Publication: Monitor Volume: 5 Issue: 138

But other reports tell a different story. Amid the generals’ crowing, there was ample evidence suggesting that Russia’s military leadership has made little if any progress in rooting out the key sociological ills which in over more than a decade have helped to destroy military morale and to make service a living hell for thousands of Russian draftees. Indeed, crime and corruption in the country’s armed forces appear, if anything, to be growing, and the plight of servicemen worsening. According to one military prosecutor, for example, the overall crime rate in the armed forces last year was up 43 percent over the year before, while incidents of bribery rose nearly 80 percent. A rising crime rate among officers was a particularly ominous development; it was reportedly up 40 percent last year and rose even faster over the first two months of this year (Segodnya, May 7).

Russia’s main military prosecutor, Colonel General Yuri Demin, told much the same story in an interview last month. Although he claimed that overall crime last year was down in the armed forces for the first time in many years, that fall appeared to be attributed in large part to what he said was a significant decrease in the number of those evading military service. With that category of crime excepted, Demin’s statistics also indicated that crime rates within the armed forces are rising rapidly. Particularly worrisome was what Demin said was a 44 percent increase in cases of physical violence (Nezavisimoe voennoe obozrenie, June 15).

While he provided no details, that statistic he cited presumably refers to so-called “nonregulation regulations”–that is, barracks violence directed against draftees. The military leadership has long railed against this most pernicious of practices (at least when military leaders were not denying its occurrence).

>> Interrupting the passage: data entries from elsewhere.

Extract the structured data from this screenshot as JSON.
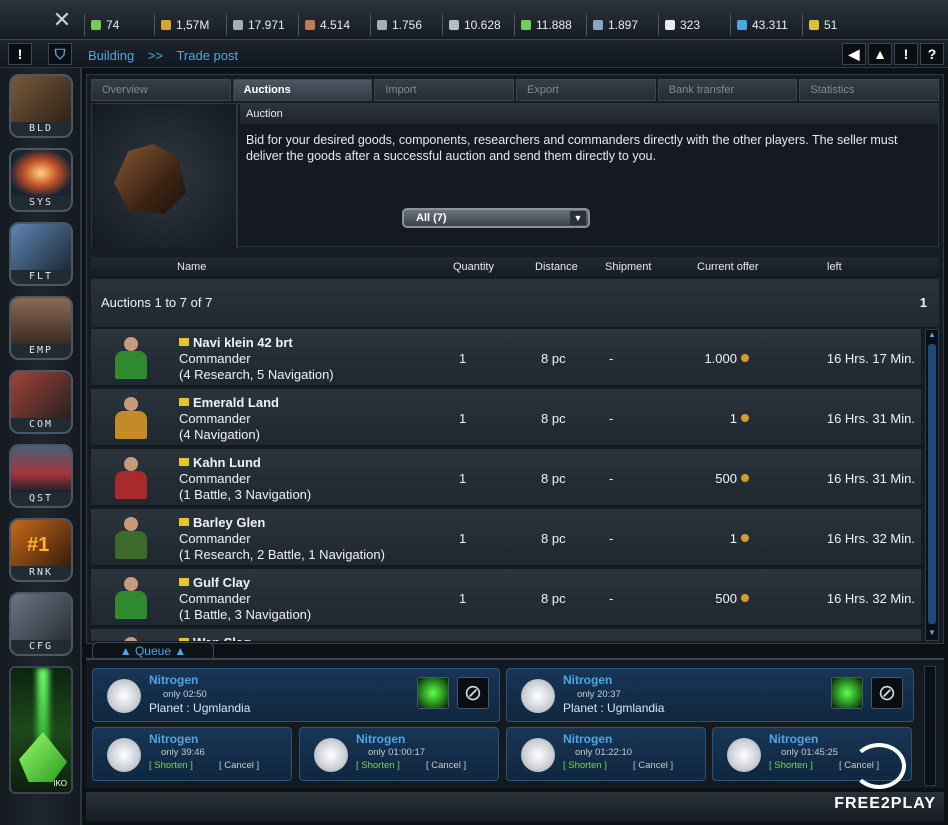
{
  "resources": [
    {
      "value": "74",
      "color": "#7cc95a"
    },
    {
      "value": "1,57M",
      "color": "#d7a43a"
    },
    {
      "value": "17.971",
      "color": "#9fb0bf"
    },
    {
      "value": "4.514",
      "color": "#c47a5a"
    },
    {
      "value": "1.756",
      "color": "#9fb0bf"
    },
    {
      "value": "10.628",
      "color": "#b4bcc4"
    },
    {
      "value": "11.888",
      "color": "#6ed05a"
    },
    {
      "value": "1.897",
      "color": "#8aa6c2"
    },
    {
      "value": "323",
      "color": "#e8ecef"
    },
    {
      "value": "43.311",
      "color": "#4ea6e6"
    },
    {
      "value": "51",
      "color": "#d7c13a"
    }
  ],
  "top_buttons": {
    "alert": "!",
    "back": "◀",
    "up": "▲",
    "hint": "!",
    "help": "?"
  },
  "breadcrumb": {
    "part1": "Building",
    "sep": ">>",
    "part2": "Trade post"
  },
  "sidebar": [
    {
      "label": "BLD"
    },
    {
      "label": "SYS"
    },
    {
      "label": "FLT"
    },
    {
      "label": "EMP"
    },
    {
      "label": "COM"
    },
    {
      "label": "QST"
    },
    {
      "label": "RNK",
      "badge": "#1"
    },
    {
      "label": "CFG"
    }
  ],
  "sidebar_crystal_label": "IKO",
  "tabs": [
    "Overview",
    "Auctions",
    "Import",
    "Export",
    "Bank transfer",
    "Statistics"
  ],
  "active_tab": "Auctions",
  "info": {
    "header": "Auction",
    "text": "Bid for your desired goods, components, researchers and commanders directly with the other players. The seller must deliver the goods after a successful auction and send them directly to you.",
    "filter": "All (7)"
  },
  "columns": {
    "name": "Name",
    "quantity": "Quantity",
    "distance": "Distance",
    "shipment": "Shipment",
    "offer": "Current offer",
    "left": "left"
  },
  "summary": {
    "text": "Auctions 1 to 7 of 7",
    "page": "1"
  },
  "auctions": [
    {
      "name": "Navi klein 42 brt",
      "type": "Commander",
      "skills": "(4 Research, 5 Navigation)",
      "qty": "1",
      "dist": "8 pc",
      "ship": "-",
      "offer": "1.000",
      "left": "16 Hrs. 17 Min."
    },
    {
      "name": "Emerald Land",
      "type": "Commander",
      "skills": "(4 Navigation)",
      "qty": "1",
      "dist": "8 pc",
      "ship": "-",
      "offer": "1",
      "left": "16 Hrs. 31 Min."
    },
    {
      "name": "Kahn Lund",
      "type": "Commander",
      "skills": "(1 Battle, 3 Navigation)",
      "qty": "1",
      "dist": "8 pc",
      "ship": "-",
      "offer": "500",
      "left": "16 Hrs. 31 Min."
    },
    {
      "name": "Barley Glen",
      "type": "Commander",
      "skills": "(1 Research, 2 Battle, 1 Navigation)",
      "qty": "1",
      "dist": "8 pc",
      "ship": "-",
      "offer": "1",
      "left": "16 Hrs. 32 Min."
    },
    {
      "name": "Gulf Clay",
      "type": "Commander",
      "skills": "(1 Battle, 3 Navigation)",
      "qty": "1",
      "dist": "8 pc",
      "ship": "-",
      "offer": "500",
      "left": "16 Hrs. 32 Min."
    },
    {
      "name": "Wan Slag",
      "type": "",
      "skills": "",
      "qty": "",
      "dist": "",
      "ship": "",
      "offer": "",
      "left": ""
    }
  ],
  "queue": {
    "tab_label": "▲ Queue ▲",
    "large": [
      {
        "title": "Nitrogen",
        "time": "only 02:50",
        "planet": "Planet : Ugmlandia"
      },
      {
        "title": "Nitrogen",
        "time": "only 20:37",
        "planet": "Planet : Ugmlandia"
      }
    ],
    "small": [
      {
        "title": "Nitrogen",
        "time": "only 39:46",
        "shorten": "[ Shorten ]",
        "cancel": "[ Cancel ]"
      },
      {
        "title": "Nitrogen",
        "time": "only 01:00:17",
        "shorten": "[ Shorten ]",
        "cancel": "[ Cancel ]"
      },
      {
        "title": "Nitrogen",
        "time": "only 01:22:10",
        "shorten": "[ Shorten ]",
        "cancel": "[ Cancel ]"
      },
      {
        "title": "Nitrogen",
        "time": "only 01:45:25",
        "shorten": "[ Shorten ]",
        "cancel": "[ Cancel ]"
      }
    ]
  },
  "logo": "FREE2PLAY"
}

Barracks violence, some of it perpetrated by officers themselves, has reportedly left thousands of young draftees dead or injured, and has helped to turn young Russians–and many others in society–against the military and military service.

The magnitude of the disconnect between the current rhetoric of the military leadership in Moscow and real life in the armed forces was suggested by a pair of articles published recently about Russia’s Northern Fleet. One appeared in the Defense Ministry’s main newspaper and followed the Zapad-99 exercises. Pointing to the results of the exercises, it painted a relatively rosy picture of the fleet’s performance and suggested that units from the Northern Fleet could win prizes in several different categories. It said matter-of-factly that the exercises would help the fleet further improve its military readiness (Krasnaya zvezda, July 13).

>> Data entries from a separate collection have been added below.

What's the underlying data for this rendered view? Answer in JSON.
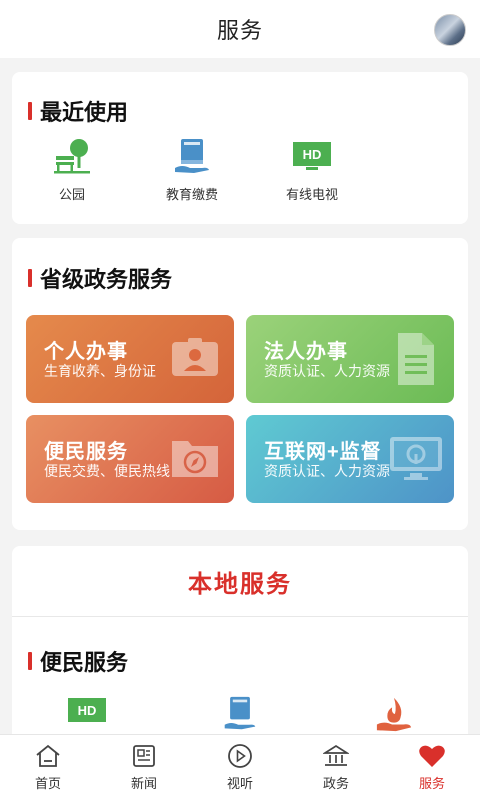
{
  "header": {
    "title": "服务"
  },
  "recent": {
    "title": "最近使用",
    "items": [
      {
        "label": "公园",
        "icon": "park-icon"
      },
      {
        "label": "教育缴费",
        "icon": "book-hand-icon"
      },
      {
        "label": "有线电视",
        "icon": "hd-tv-icon",
        "badge": "HD"
      }
    ]
  },
  "provincial": {
    "title": "省级政务服务",
    "tiles": [
      {
        "title": "个人办事",
        "subtitle": "生育收养、身份证",
        "icon": "id-card-icon"
      },
      {
        "title": "法人办事",
        "subtitle": "资质认证、人力资源",
        "icon": "document-icon"
      },
      {
        "title": "便民服务",
        "subtitle": "便民交费、便民热线",
        "icon": "folder-compass-icon"
      },
      {
        "title": "互联网+监督",
        "subtitle": "资质认证、人力资源",
        "icon": "monitor-icon"
      }
    ]
  },
  "local": {
    "title": "本地服务",
    "section_title": "便民服务",
    "items": [
      {
        "icon": "hd-tv-icon",
        "badge": "HD"
      },
      {
        "icon": "book-hand-icon"
      },
      {
        "icon": "flame-hand-icon"
      }
    ]
  },
  "tabbar": {
    "tabs": [
      {
        "label": "首页",
        "icon": "home-icon"
      },
      {
        "label": "新闻",
        "icon": "news-icon"
      },
      {
        "label": "视听",
        "icon": "play-icon"
      },
      {
        "label": "政务",
        "icon": "government-icon"
      },
      {
        "label": "服务",
        "icon": "heart-icon",
        "active": true
      }
    ]
  },
  "colors": {
    "accent": "#d9302b",
    "green": "#4caf50",
    "blue": "#4a90c8",
    "orange": "#e0623f"
  }
}
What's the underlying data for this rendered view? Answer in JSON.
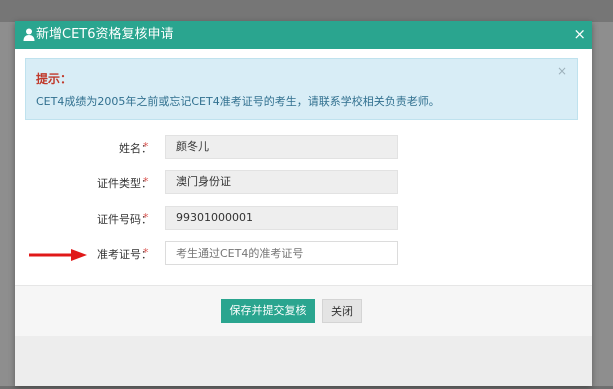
{
  "modal": {
    "title": "新增CET6资格复核申请",
    "header_icon": "user-icon",
    "close_symbol": "×"
  },
  "alert": {
    "title": "提示：",
    "text": "CET4成绩为2005年之前或忘记CET4准考证号的考生，请联系学校相关负责老师。",
    "close_symbol": "×"
  },
  "form": {
    "required_mark": "*",
    "name": {
      "label": "姓名：",
      "value": "颜冬儿"
    },
    "id_type": {
      "label": "证件类型：",
      "value": "澳门身份证"
    },
    "id_number": {
      "label": "证件号码：",
      "value": "99301000001"
    },
    "exam_number": {
      "label": "准考证号：",
      "value": "",
      "placeholder": "考生通过CET4的准考证号"
    }
  },
  "footer": {
    "submit_label": "保存并提交复核",
    "close_label": "关闭"
  },
  "colors": {
    "accent": "#2aa58f",
    "alert_bg": "#d8edf6",
    "alert_title": "#c0392b",
    "required": "#d9534f",
    "annotation_arrow": "#e01818"
  },
  "annotation": {
    "arrow_icon": "red-arrow-icon"
  }
}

Only a few weeks earlier, however, a Northern Fleet newspaper had carried an address by the fleet’s commander which showed things in a considerably different light. Admiral Vyacheslav Popov said that crime rates in the fleet were even worse this year than last, with the overall crime rate up 23 percent and the incidents of barracks brutality up 45 percent. Indeed, incidents of violence among servicemen now reportedly accounts for nearly 50 percent of all crimes committed in the Northern Fleet. But that is certainly not all. What Popov called “racketeering”–the practice whereby older conscripts forcefully extort money from the younger men–is reportedly becoming increasingly widespread. This has compelled the younger servicemen to steal from officers and warrant officers, and to steal equipment and materials from the ship for sale on shore. Indeed, according to Popov, thievery in the fleet overall has reportedly reached epidemic proportions, to the point where “combat capacity is being undermined and lives of servicemen are being jeopardized” (Murmansky vestnik, July 1).